Estos cañones fueron arrojados a las aguas de la bahía cuando la capital fue evacuada ante el avance de los aliados durante la Guerra contra la Triple Alianza. En épocas de bajante, los cañones quedaban a flor de agua y fueron rescatados poco después de terminada la contienda.
Las cadenas que rodean el monumento fueron traídas de un paso del río Yhaguy y sirvieron de trampa para el intento de captura de los buques de la flota paraguaya, perseguida por la escuadra brasileña, y cuyos restos se encuentran en el lugar llamado Vapor Cué, cerca de la ciudad de Caraguatay.
Fuego en la casa
Una de las primeras tareas cotidianas del tiempo de las abuelas era encender el brasero para el obligado mate mañanero. Para evitar la humareda, la tarea se hacía en el corredor o al aire libre y requería el tiempo suficiente hasta que el carbón se hiciera brasa.
El más modesto de estos braseros estaba hecho de chapa y, si bien eran livianos y portables, tenían la vida útil bastante limitada. Los de hierro fundido, de elegantes y redondeadas formas, sin embargo, duraban una eternidad y constituían, muchas veces, parte de la herencia de varias generaciones. La introducción de cocinas a queroseno, gas o eléctricas les arrumbó en algún lugar de la casa y la memoria.
Por un tiempo, pues con los prohibitivos precios actuales del gas –y la electricidad– se les ha vuelto a desempolvar para darles nuevamente uso.
Gira, gira, la calesita
Un medio de diversión que nunca pasa de moda es la calesita, infaltable en las funciones patronales, especialmente en las parroquias de barrios, así como en los pueblos del interior.

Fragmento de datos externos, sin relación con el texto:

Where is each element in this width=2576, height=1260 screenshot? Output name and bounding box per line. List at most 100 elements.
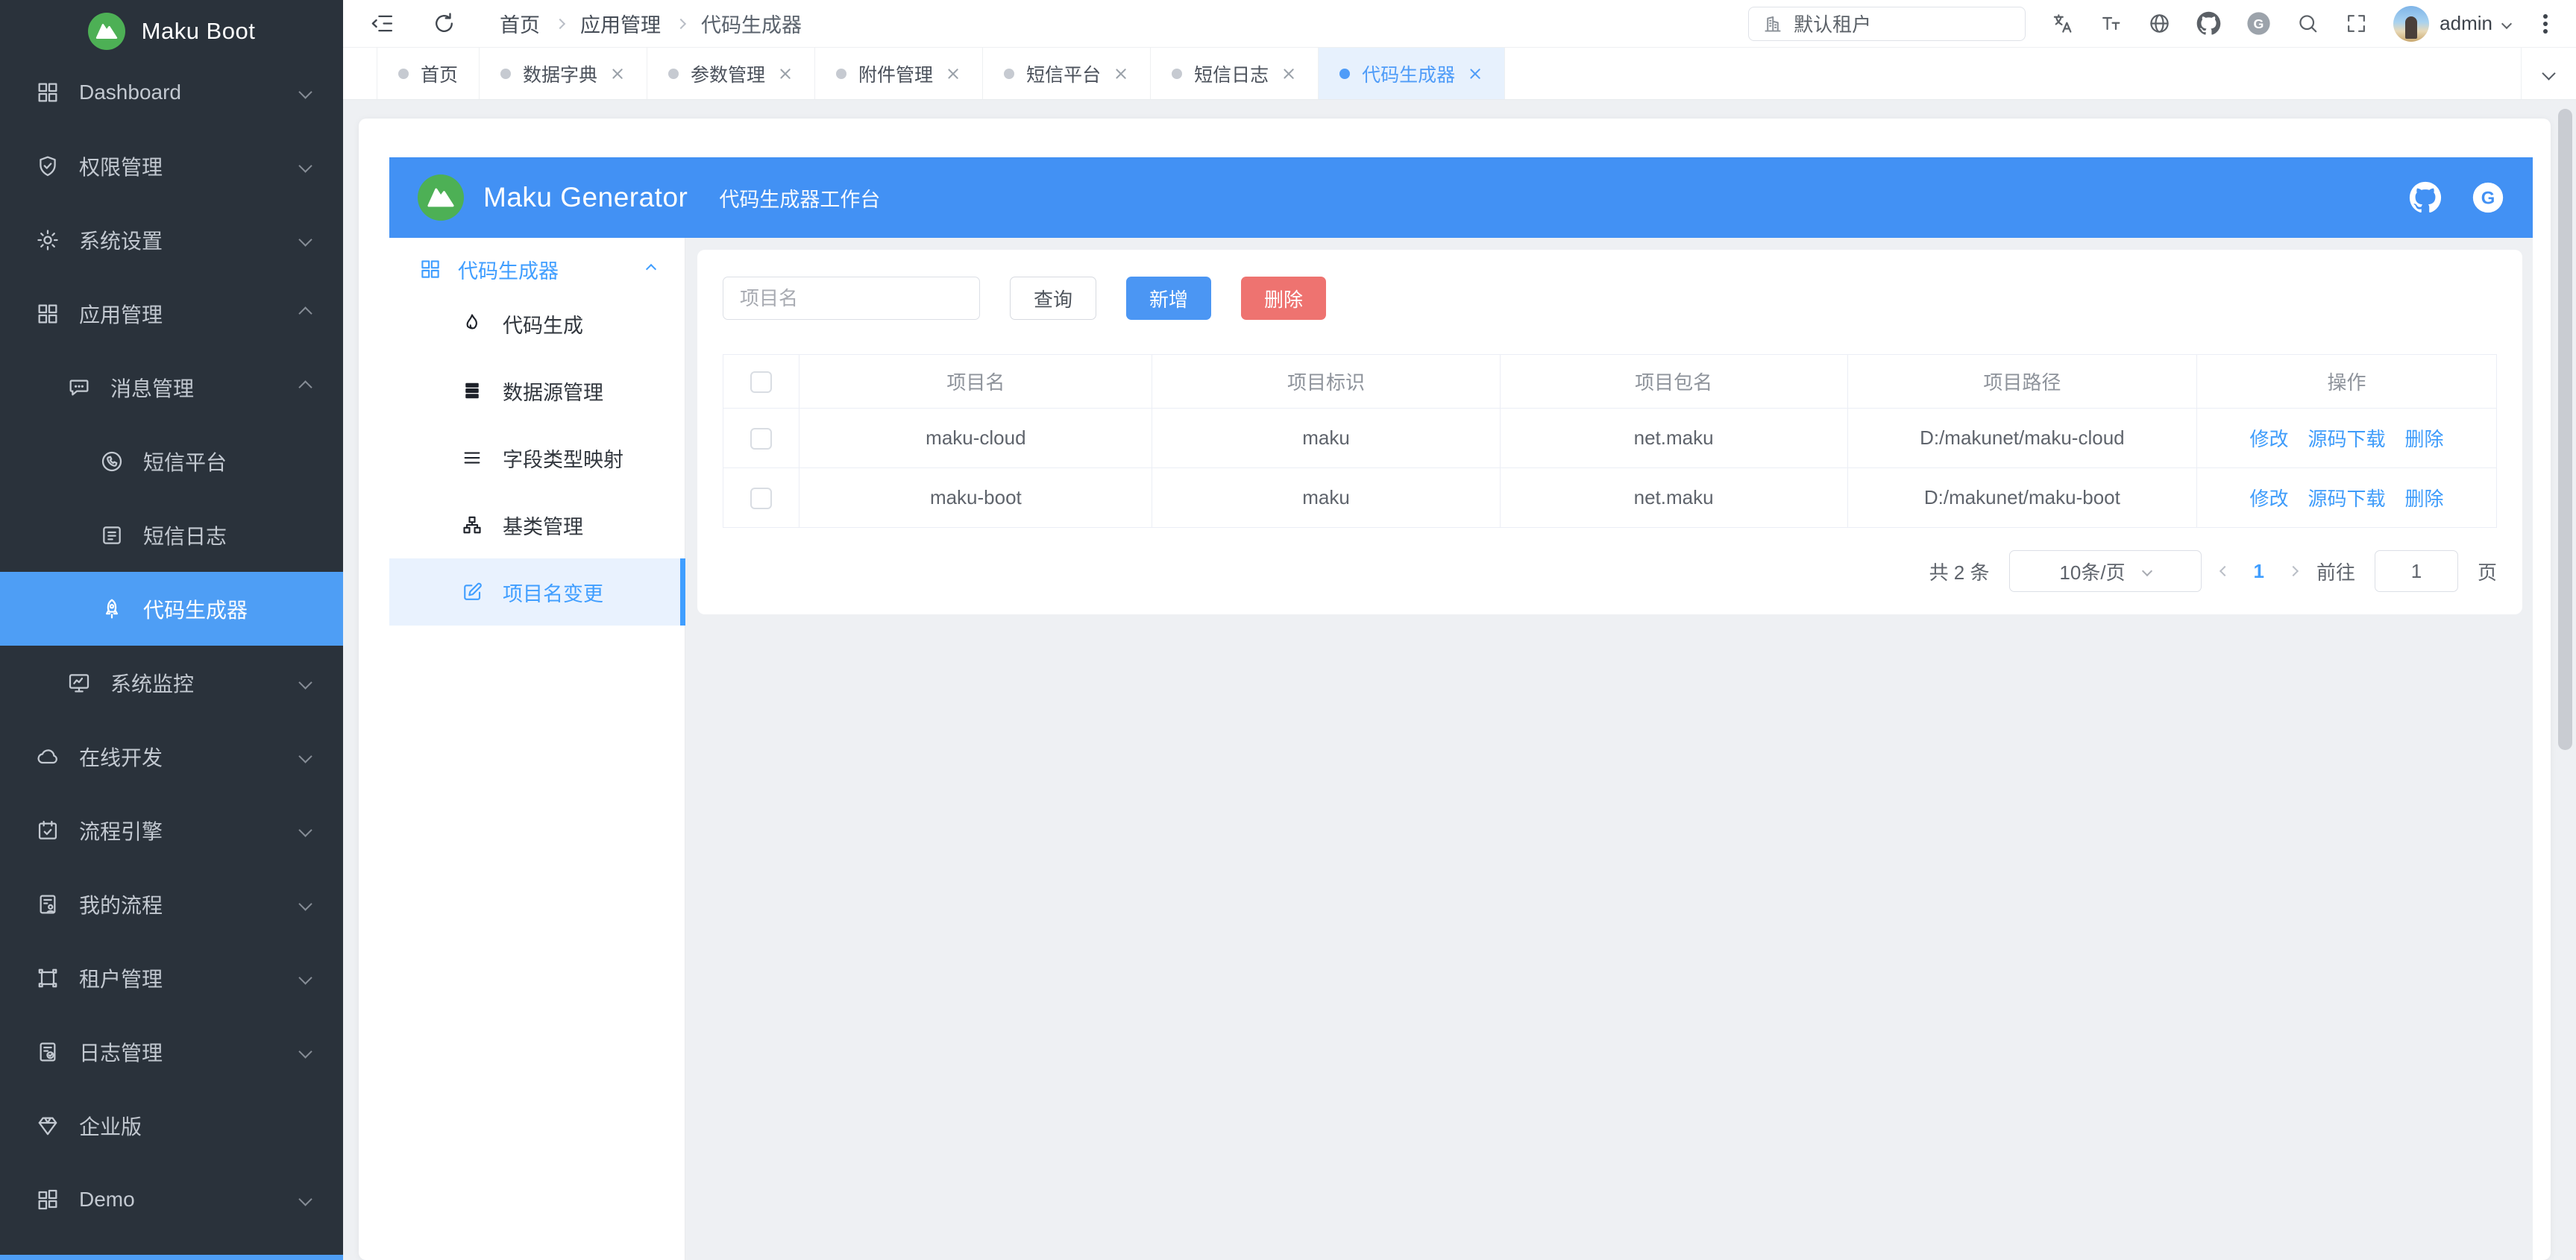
cell-project-package: net.maku <box>1500 468 1847 528</box>
github-icon[interactable] <box>2409 181 2442 214</box>
chevron-down-icon <box>298 823 312 837</box>
tab-data-dictionary[interactable]: 数据字典 <box>480 48 647 99</box>
main-column: 首页 应用管理 代码生成器 默认租户 G <box>343 0 2576 1260</box>
generator-main: 查询 新增 删除 项目名 项目标识 <box>685 238 2533 1260</box>
select-all-checkbox[interactable] <box>750 371 772 393</box>
search-icon[interactable] <box>2296 12 2319 35</box>
column-actions: 操作 <box>2197 355 2497 409</box>
vertical-scrollbar[interactable] <box>2558 109 2572 750</box>
gitee-icon[interactable]: G <box>2246 11 2271 36</box>
prev-page-icon[interactable] <box>2219 566 2229 576</box>
sidebar-item-code-generator[interactable]: 代码生成器 <box>0 572 343 646</box>
avatar <box>2393 6 2429 42</box>
document-check-icon <box>36 1040 60 1064</box>
sidebar-item-system-monitor[interactable]: 系统监控 <box>0 646 343 719</box>
github-icon[interactable] <box>2196 11 2221 36</box>
sidebar-item-sms-log[interactable]: 短信日志 <box>0 498 343 572</box>
close-icon[interactable] <box>1113 66 1129 82</box>
cell-project-package: net.maku <box>1500 409 1847 468</box>
source-download-link[interactable]: 源码下载 <box>2308 428 2386 450</box>
breadcrumb-app-management[interactable]: 应用管理 <box>580 9 661 38</box>
sidebar-item-app-management[interactable]: 应用管理 <box>0 277 343 350</box>
more-options-icon[interactable] <box>2543 22 2548 26</box>
menu-item-field-type-mapping[interactable]: 字段类型映射 <box>389 424 685 491</box>
svg-text:G: G <box>2481 188 2495 208</box>
menu-item-datasource-management[interactable]: 数据源管理 <box>389 357 685 424</box>
tab-home[interactable]: 首页 <box>377 48 480 99</box>
top-header: 首页 应用管理 代码生成器 默认租户 G <box>343 0 2576 48</box>
tab-list-dropdown[interactable] <box>2521 48 2576 99</box>
project-name-input[interactable] <box>723 277 980 320</box>
sidebar-item-log-management[interactable]: 日志管理 <box>0 1015 343 1089</box>
font-size-icon[interactable] <box>2099 12 2123 35</box>
gitee-icon[interactable]: G <box>2472 181 2504 214</box>
source-download-link[interactable]: 源码下载 <box>2308 488 2386 510</box>
generator-menu-header[interactable]: 代码生成器 <box>389 248 685 290</box>
project-table: 项目名 项目标识 项目包名 项目路径 操作 <box>723 354 2497 528</box>
delete-button[interactable]: 删除 <box>1241 277 1326 320</box>
sidebar-item-my-workflow[interactable]: 我的流程 <box>0 867 343 941</box>
menu-item-base-class-management[interactable]: 基类管理 <box>389 491 685 558</box>
add-button[interactable]: 新增 <box>1126 277 1211 320</box>
menu-item-code-generation[interactable]: 代码生成 <box>389 290 685 357</box>
fullscreen-icon[interactable] <box>2345 12 2368 35</box>
sidebar-item-workflow-engine[interactable]: 流程引擎 <box>0 793 343 867</box>
close-icon[interactable] <box>1281 66 1297 82</box>
globe-icon[interactable] <box>2148 12 2171 35</box>
edit-link[interactable]: 修改 <box>2250 488 2289 510</box>
chevron-down-icon <box>298 897 312 910</box>
goto-label: 前往 <box>2316 558 2355 585</box>
generator-menu: 代码生成器 代码生成 数据源管理 字段类 <box>389 238 685 1260</box>
delete-link[interactable]: 删除 <box>2405 428 2444 450</box>
close-icon[interactable] <box>1467 66 1483 82</box>
sidebar-item-sms-platform[interactable]: 短信平台 <box>0 424 343 498</box>
delete-link[interactable]: 删除 <box>2405 488 2444 510</box>
current-page[interactable]: 1 <box>2254 560 2264 583</box>
tab-parameter-management[interactable]: 参数管理 <box>647 48 815 99</box>
close-icon[interactable] <box>777 66 794 82</box>
sitemap-icon <box>461 514 483 536</box>
banner-links: G <box>2409 181 2504 214</box>
sidebar-item-system-settings[interactable]: 系统设置 <box>0 203 343 277</box>
translate-icon[interactable] <box>2051 12 2074 35</box>
tenant-select[interactable]: 默认租户 <box>1748 7 2026 41</box>
generator-body: 代码生成器 代码生成 数据源管理 字段类 <box>389 238 2533 1260</box>
chevron-down-icon <box>298 85 312 98</box>
page-size-select[interactable]: 10条/页 <box>2009 550 2202 592</box>
edit-link[interactable]: 修改 <box>2250 428 2289 450</box>
sidebar-item-permissions[interactable]: 权限管理 <box>0 129 343 203</box>
sidebar-item-tenant-management[interactable]: 租户管理 <box>0 941 343 1015</box>
refresh-icon[interactable] <box>432 11 456 36</box>
generator-banner: Maku Generator 代码生成器工作台 G <box>389 157 2533 238</box>
tab-dot-icon <box>836 69 846 79</box>
sidebar-item-online-dev[interactable]: 在线开发 <box>0 719 343 793</box>
content-card: Maku Generator 代码生成器工作台 G 代码生成器 <box>359 119 2551 1260</box>
collapse-sidebar-icon[interactable] <box>370 11 395 36</box>
svg-text:G: G <box>2254 16 2264 31</box>
sidebar-item-dashboard[interactable]: Dashboard <box>0 55 343 129</box>
row-checkbox[interactable] <box>750 488 772 509</box>
user-menu[interactable]: admin <box>2393 6 2510 42</box>
row-checkbox[interactable] <box>750 428 772 450</box>
cell-project-code: maku <box>1152 468 1500 528</box>
app-logo-row[interactable]: Maku Boot <box>0 0 343 55</box>
cell-project-path: D:/makunet/maku-cloud <box>1847 409 2196 468</box>
close-icon[interactable] <box>609 66 626 82</box>
menu-item-project-rename[interactable]: 项目名变更 <box>389 558 685 626</box>
chat-icon <box>67 376 91 400</box>
column-project-code: 项目标识 <box>1152 355 1500 409</box>
breadcrumb-current: 代码生成器 <box>701 9 802 38</box>
sidebar-item-message-management[interactable]: 消息管理 <box>0 350 343 424</box>
close-icon[interactable] <box>945 66 961 82</box>
next-page-icon[interactable] <box>2288 566 2299 576</box>
goto-page-input[interactable] <box>2375 550 2458 592</box>
query-button[interactable]: 查询 <box>1010 277 1096 320</box>
tab-attachment-management[interactable]: 附件管理 <box>815 48 983 99</box>
sidebar-item-demo[interactable]: Demo <box>0 1162 343 1236</box>
breadcrumb-home[interactable]: 首页 <box>500 9 540 38</box>
sidebar-item-enterprise[interactable]: 企业版 <box>0 1089 343 1162</box>
calendar-check-icon <box>36 819 60 842</box>
tab-sms-log[interactable]: 短信日志 <box>1151 48 1319 99</box>
tab-code-generator[interactable]: 代码生成器 <box>1319 48 1505 99</box>
tab-sms-platform[interactable]: 短信平台 <box>983 48 1151 99</box>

Movida al ritmo de una balada de moda –aunque, últimamente, al monótono compás de la cachaca–, arrancado de un vetusto tocadiscos o un moderno equipo minicomponente, antiguamente era tirada por un caballo al que se le vendaba los ojos para que no se mareara.
En las ferias de barrio, pronto, se suprimió el caballo y era motivo de competencia el privilegio de ayudar a la calesita a girar, pues eso redundaba en ganar el derecho de dar unas vueltas gratis en ese maravilloso viaje de fantasía, cabalgando en los caballitos o las calesas; de ahí su nombre. “La calesita –esa flor esquinera– es todavía la cuota poética que la trajinada ciudad puede permitirse”, al decir de un escritor argentino.